Fraud detection use grows
What distinguishes DL from ML is its flexibility. DL is able to create robust, bespoke models for specific tasks, which fraud detection tech firms such as Ravelin deem helpful for preventing fraud. In the past, fraud prevention relied on building algorithms based on rules, triggering ML procedures to detect certain red flags. The problem with this method has been its one-size-fit-all approach to detection; for example, a rule may flag large transactions from a previously unknown location, which could block out many genuine customers, according to cybersecurity analysis firm SecurityIntelligence. This creates a balance between a desire to provide optimal customer service and that to prevent fraud, a relationship that renders financial service providers in a state of constant flux. As the BoE report shows, with two-thirds of UK financial service companies using ML, there exists a great deal of friction in the customer experience. ML may be quicker, more efficient, and more cost effective than a team of human analysts, but customer frustration is a serious problem: a 2015 report from Javelin Strategy and Research estimated that only one in five fraud predictions is correct, and errors can cost a bank $118bn in lost revenue.

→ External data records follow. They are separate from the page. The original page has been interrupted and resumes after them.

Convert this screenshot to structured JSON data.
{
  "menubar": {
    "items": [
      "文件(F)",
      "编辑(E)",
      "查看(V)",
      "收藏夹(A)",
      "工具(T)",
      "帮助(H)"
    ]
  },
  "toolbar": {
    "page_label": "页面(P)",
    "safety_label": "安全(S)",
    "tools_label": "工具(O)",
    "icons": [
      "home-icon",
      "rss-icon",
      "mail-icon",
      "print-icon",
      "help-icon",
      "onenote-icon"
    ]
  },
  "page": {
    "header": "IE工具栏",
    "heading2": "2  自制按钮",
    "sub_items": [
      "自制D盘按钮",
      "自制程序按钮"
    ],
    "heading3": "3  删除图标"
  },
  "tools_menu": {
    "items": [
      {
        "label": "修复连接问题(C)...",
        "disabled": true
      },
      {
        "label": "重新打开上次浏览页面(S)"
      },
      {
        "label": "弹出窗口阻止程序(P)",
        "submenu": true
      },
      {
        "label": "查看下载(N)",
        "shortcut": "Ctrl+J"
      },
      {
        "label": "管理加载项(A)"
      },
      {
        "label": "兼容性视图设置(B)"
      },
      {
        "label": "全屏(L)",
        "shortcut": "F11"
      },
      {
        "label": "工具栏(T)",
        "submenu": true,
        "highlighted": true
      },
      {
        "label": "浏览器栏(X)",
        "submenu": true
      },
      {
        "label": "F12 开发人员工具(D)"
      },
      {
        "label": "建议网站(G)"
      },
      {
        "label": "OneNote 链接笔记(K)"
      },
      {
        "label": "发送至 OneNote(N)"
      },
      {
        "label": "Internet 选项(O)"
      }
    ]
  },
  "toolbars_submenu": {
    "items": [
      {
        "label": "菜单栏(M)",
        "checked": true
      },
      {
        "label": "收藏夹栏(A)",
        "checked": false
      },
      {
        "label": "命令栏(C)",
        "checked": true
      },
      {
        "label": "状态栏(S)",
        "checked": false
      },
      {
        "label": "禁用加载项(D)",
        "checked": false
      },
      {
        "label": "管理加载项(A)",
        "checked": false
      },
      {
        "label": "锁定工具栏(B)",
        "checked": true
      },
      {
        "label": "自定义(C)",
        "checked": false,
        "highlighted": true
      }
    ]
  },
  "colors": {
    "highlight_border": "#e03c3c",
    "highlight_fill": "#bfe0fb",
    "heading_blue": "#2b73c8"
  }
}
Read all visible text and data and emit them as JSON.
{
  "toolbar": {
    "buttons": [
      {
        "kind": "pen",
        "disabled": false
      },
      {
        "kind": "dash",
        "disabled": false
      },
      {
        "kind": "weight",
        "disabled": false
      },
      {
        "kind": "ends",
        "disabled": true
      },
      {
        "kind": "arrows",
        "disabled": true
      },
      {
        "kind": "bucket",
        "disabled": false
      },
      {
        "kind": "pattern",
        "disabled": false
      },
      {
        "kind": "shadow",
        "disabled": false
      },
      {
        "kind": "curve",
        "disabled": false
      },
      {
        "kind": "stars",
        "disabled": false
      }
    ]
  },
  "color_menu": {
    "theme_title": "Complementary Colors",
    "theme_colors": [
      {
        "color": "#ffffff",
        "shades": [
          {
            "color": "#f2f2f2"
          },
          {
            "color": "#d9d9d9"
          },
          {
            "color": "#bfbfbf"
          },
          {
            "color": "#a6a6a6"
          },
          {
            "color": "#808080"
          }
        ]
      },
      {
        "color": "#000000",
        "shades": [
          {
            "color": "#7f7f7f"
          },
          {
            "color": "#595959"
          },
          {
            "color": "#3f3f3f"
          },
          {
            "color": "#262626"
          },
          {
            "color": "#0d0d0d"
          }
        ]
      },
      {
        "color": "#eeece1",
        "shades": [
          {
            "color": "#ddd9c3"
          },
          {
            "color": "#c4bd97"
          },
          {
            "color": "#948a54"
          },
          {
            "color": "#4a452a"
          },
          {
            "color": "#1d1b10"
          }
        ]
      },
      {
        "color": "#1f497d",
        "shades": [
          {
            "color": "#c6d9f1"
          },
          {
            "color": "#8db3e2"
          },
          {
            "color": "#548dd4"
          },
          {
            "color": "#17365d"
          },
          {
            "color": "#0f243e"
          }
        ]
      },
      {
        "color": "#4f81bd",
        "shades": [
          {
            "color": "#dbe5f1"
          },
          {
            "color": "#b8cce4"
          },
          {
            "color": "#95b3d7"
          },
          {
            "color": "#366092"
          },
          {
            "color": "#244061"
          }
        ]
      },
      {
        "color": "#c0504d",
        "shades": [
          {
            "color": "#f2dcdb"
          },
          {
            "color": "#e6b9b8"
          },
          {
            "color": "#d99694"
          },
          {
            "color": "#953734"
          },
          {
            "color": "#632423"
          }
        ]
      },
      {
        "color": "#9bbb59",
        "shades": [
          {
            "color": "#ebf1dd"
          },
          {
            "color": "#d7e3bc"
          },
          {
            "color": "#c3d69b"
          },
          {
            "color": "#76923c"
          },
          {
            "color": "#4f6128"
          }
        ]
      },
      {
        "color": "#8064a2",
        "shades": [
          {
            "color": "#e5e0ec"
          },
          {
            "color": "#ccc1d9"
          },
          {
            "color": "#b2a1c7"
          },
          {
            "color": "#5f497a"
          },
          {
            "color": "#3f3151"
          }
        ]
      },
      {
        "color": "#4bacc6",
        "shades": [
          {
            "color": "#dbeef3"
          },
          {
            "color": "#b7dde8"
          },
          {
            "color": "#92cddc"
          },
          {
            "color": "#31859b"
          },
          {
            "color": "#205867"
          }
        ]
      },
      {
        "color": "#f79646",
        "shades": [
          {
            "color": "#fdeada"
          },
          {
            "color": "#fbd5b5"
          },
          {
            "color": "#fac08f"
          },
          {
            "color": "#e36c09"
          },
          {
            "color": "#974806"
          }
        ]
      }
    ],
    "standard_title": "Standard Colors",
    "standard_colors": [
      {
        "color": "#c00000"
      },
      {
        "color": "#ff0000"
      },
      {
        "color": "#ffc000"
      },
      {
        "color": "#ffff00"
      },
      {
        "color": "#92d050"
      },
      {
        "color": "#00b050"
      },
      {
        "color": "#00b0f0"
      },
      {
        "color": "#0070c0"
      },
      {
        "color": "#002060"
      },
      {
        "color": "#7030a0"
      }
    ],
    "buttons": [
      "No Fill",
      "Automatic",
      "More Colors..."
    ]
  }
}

Research firms such as Gartner claim that increasing customer expectation in e-commerce makes DL essential to its future. Officially in effect since January 2018, open banking has not caused any drastic changes; rather, it has ushered in slow, incremental changes to the UK financial system. It is particularly these kinds of fluctuating landscapes that DL is best adapted to assist with. According to data analytics company FICO, the unsupervised models provided by DL are best suited for changing environments.
FICO’s PSD2 whitepaper from August 2017 distinguishes between supervised and unsupervised ML in fraud detection, and states that both are useful. Supervised ML is often used in deciding whether to accept or decline a payment. These models employ neural networks, but they also rely on human operators to categorise data in advance.
Unsupervised ML – the type compatible with DL – works with data that has not been previously categorised by a human operator, attempting to spot patterns and outliers on its own. This type is particularly useful under PSD2, where a quick reaction time to new threats is necessary.